Let's Talk


j0447731As I work on my manuscript, From Winter to Spring, I am reminded of how often throughout our lifetime we are required to make an ending.

It isn’t just when death enters our sphere of existence, but when we leave one timeline behind and enter a new time zone.

Endings close a door to the past. It’s crossing the River Jordan into a new world.

When the children of Israel reached the banks of the roaring Jordan River after wandering forty years in the desert because they weren’t willing to cross that river the first time, they were once again faced with a choice.

Do I go back to the desert I am familiar with, or do I cross into a land that holds promise and a new way of life? This can be scary because we knew the desert we were in; we don’t know what lies ahead of us. And intuitively we know we are not going back.

Change requires making an ending that closes one chapter of our life so we can start a new one. Sometimes we initiate that ending.  Its when we didn’t initiate it that we hold the door open as long as we can in case we want to go back to what was predictable. Sometimes we put a door stop in it as we cautiously move forward toward a new reality so we can go back if we want to. But there is no going back. An ending is just that – an ending.

Endings can create questions, uncertainty and anxiety.  I know who I was – who am I now? I was comfortable in my old existence, will I be as comfortable now? I knew what to expect before this change; but I don’t know what to expect in the new reality I am stepping into.  

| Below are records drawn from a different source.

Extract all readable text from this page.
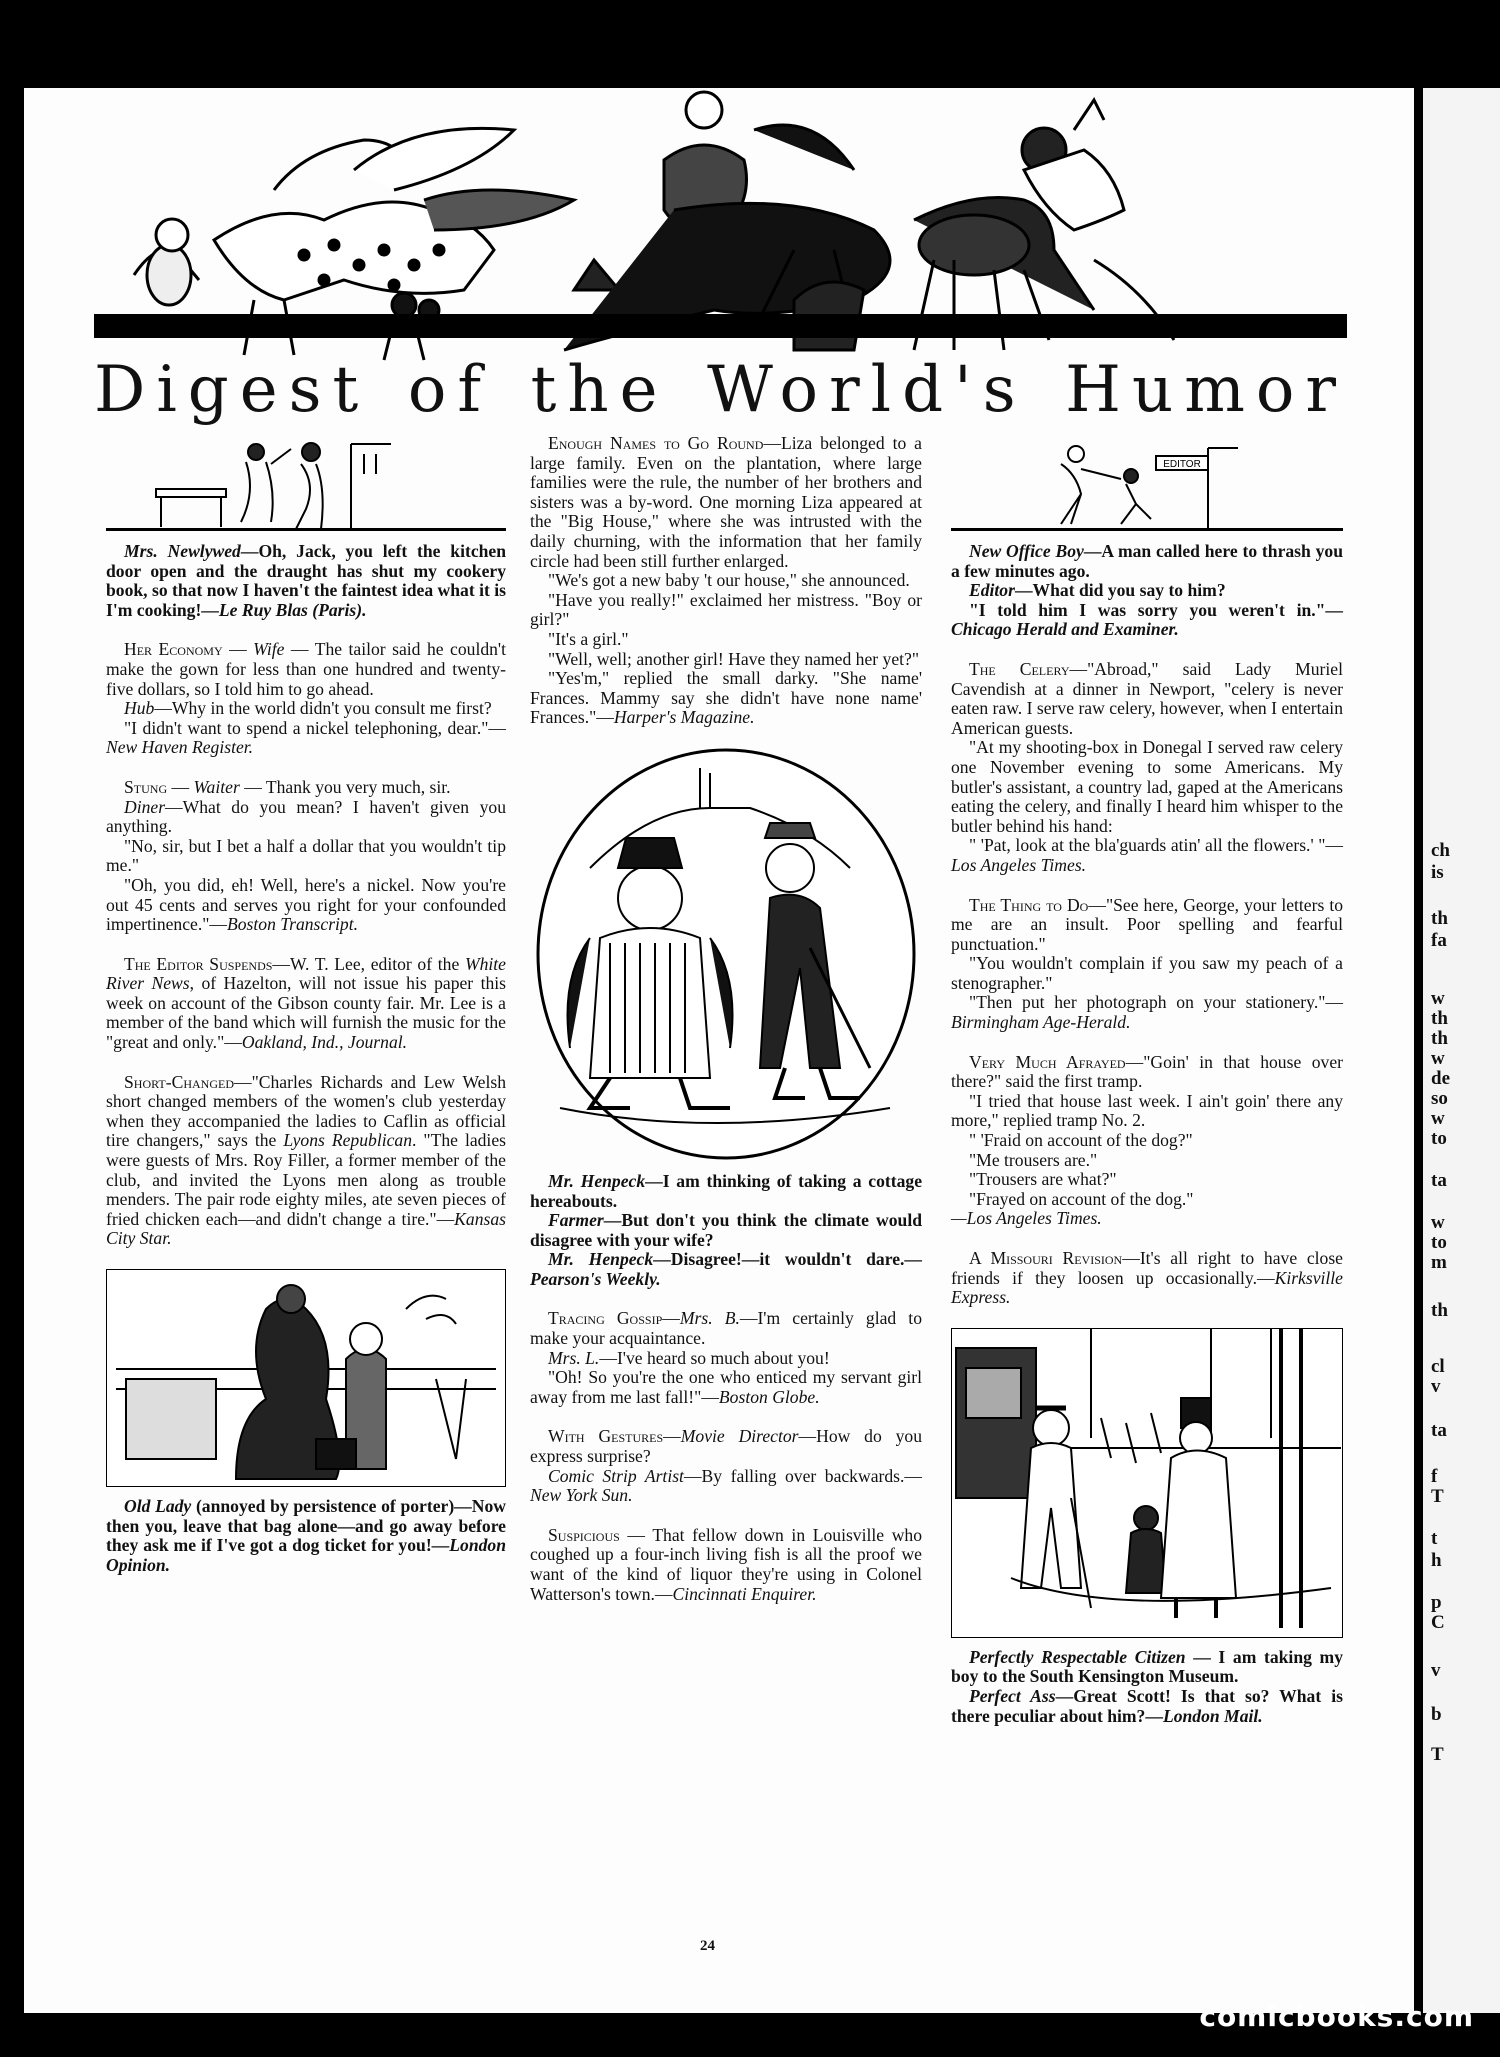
ch
is
th
fa
w
th
th
w
de
so
w
to
ta
w
to
m
th
cl
v
ta
f
T
t
h
p
C
v
b
T
Digest of the World's Humor

Mrs. Newlywed—Oh, Jack, you left the kitchen door open and the draught has shut my cookery book, so that now I haven't the faintest idea what it is I'm cooking!—Le Ruy Blas (Paris).

Her Economy — Wife — The tailor said he couldn't make the gown for less than one hundred and twenty-five dollars, so I told him to go ahead.

Hub—Why in the world didn't you consult me first?

"I didn't want to spend a nickel telephoning, dear."—New Haven Register.

Stung — Waiter — Thank you very much, sir.

Diner—What do you mean? I haven't given you anything.

"No, sir, but I bet a half a dollar that you wouldn't tip me."

"Oh, you did, eh! Well, here's a nickel. Now you're out 45 cents and serves you right for your confounded impertinence."—Boston Transcript.

The Editor Suspends—W. T. Lee, editor of the White River News, of Hazelton, will not issue his paper this week on account of the Gibson county fair. Mr. Lee is a member of the band which will furnish the music for the "great and only."—Oakland, Ind., Journal.

Short-Changed—"Charles Richards and Lew Welsh short changed members of the women's club yesterday when they accompanied the ladies to Caflin as official tire changers," says the Lyons Republican. "The ladies were guests of Mrs. Roy Filler, a former member of the club, and invited the Lyons men along as trouble menders. The pair rode eighty miles, ate seven pieces of fried chicken each—and didn't change a tire."—Kansas City Star.

Old Lady (annoyed by persistence of porter)—Now then you, leave that bag alone—and go away before they ask me if I've got a dog ticket for you!—London Opinion.

Enough Names to Go Round—Liza belonged to a large family. Even on the plantation, where large families were the rule, the number of her brothers and sisters was a by-word. One morning Liza appeared at the "Big House," where she was intrusted with the daily churning, with the information that her family circle had been still further enlarged.

"We's got a new baby 't our house," she announced.

"Have you really!" exclaimed her mistress. "Boy or girl?"

"It's a girl."

"Well, well; another girl! Have they named her yet?"

"Yes'm," replied the small darky. "She name' Frances. Mammy say she didn't have none name' Frances."—Harper's Magazine.

Mr. Henpeck—I am thinking of taking a cottage hereabouts.

Farmer—But don't you think the climate would disagree with your wife?

Mr. Henpeck—Disagree!—it wouldn't dare.—Pearson's Weekly.

Tracing Gossip—Mrs. B.—I'm certainly glad to make your acquaintance.

Mrs. L.—I've heard so much about you!

"Oh! So you're the one who enticed my servant girl away from me last fall!"—Boston Globe.

With Gestures—Movie Director—How do you express surprise?

Comic Strip Artist—By falling over backwards.—New York Sun.

Suspicious — That fellow down in Louisville who coughed up a four-inch living fish is all the proof we want of the kind of liquor they're using in Colonel Watterson's town.—Cincinnati Enquirer.

EDITOR

New Office Boy—A man called here to thrash you a few minutes ago.

Editor—What did you say to him?

"I told him I was sorry you weren't in."—Chicago Herald and Examiner.

The Celery—"Abroad," said Lady Muriel Cavendish at a dinner in Newport, "celery is never eaten raw. I serve raw celery, however, when I entertain American guests.

"At my shooting-box in Donegal I served raw celery one November evening to some Americans. My butler's assistant, a country lad, gaped at the Americans eating the celery, and finally I heard him whisper to the butler behind his hand:

" 'Pat, look at the bla'guards atin' all the flowers.' "—Los Angeles Times.

The Thing to Do—"See here, George, your letters to me are an insult. Poor spelling and fearful punctuation."

"You wouldn't complain if you saw my peach of a stenographer."

"Then put her photograph on your stationery."—Birmingham Age-Herald.

Very Much Afrayed—"Goin' in that house over there?" said the first tramp.

"I tried that house last week. I ain't goin' there any more," replied tramp No. 2.

" 'Fraid on account of the dog?"

"Me trousers are."

"Trousers are what?"

"Frayed on account of the dog."

—Los Angeles Times.

A Missouri Revision—It's all right to have close friends if they loosen up occasionally.—Kirksville Express.

Perfectly Respectable Citizen — I am taking my boy to the South Kensington Museum.

Perfect Ass—Great Scott! Is that so? What is there peculiar about him?—London Mail.

24
comicbooks.com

 As we shift our focus from the past to the future we have the opportunity to learn new things about ourselves – not just who we were but who we can become. 

Spend some time alone reflecting and exploring during this transitonal time period between ending and new beginning. It is here where we make new discoveries about ourselves, explore new options and create new goals.  

It is estimated that a major life transition can take anywhere from eighteen months to four years to complete. We often get impatient and want to quickly move forward.  But if we do, we lose the opportunity to grieve our ending, discover new dimensions of ourselves and use them as the building blocks for any new beginning.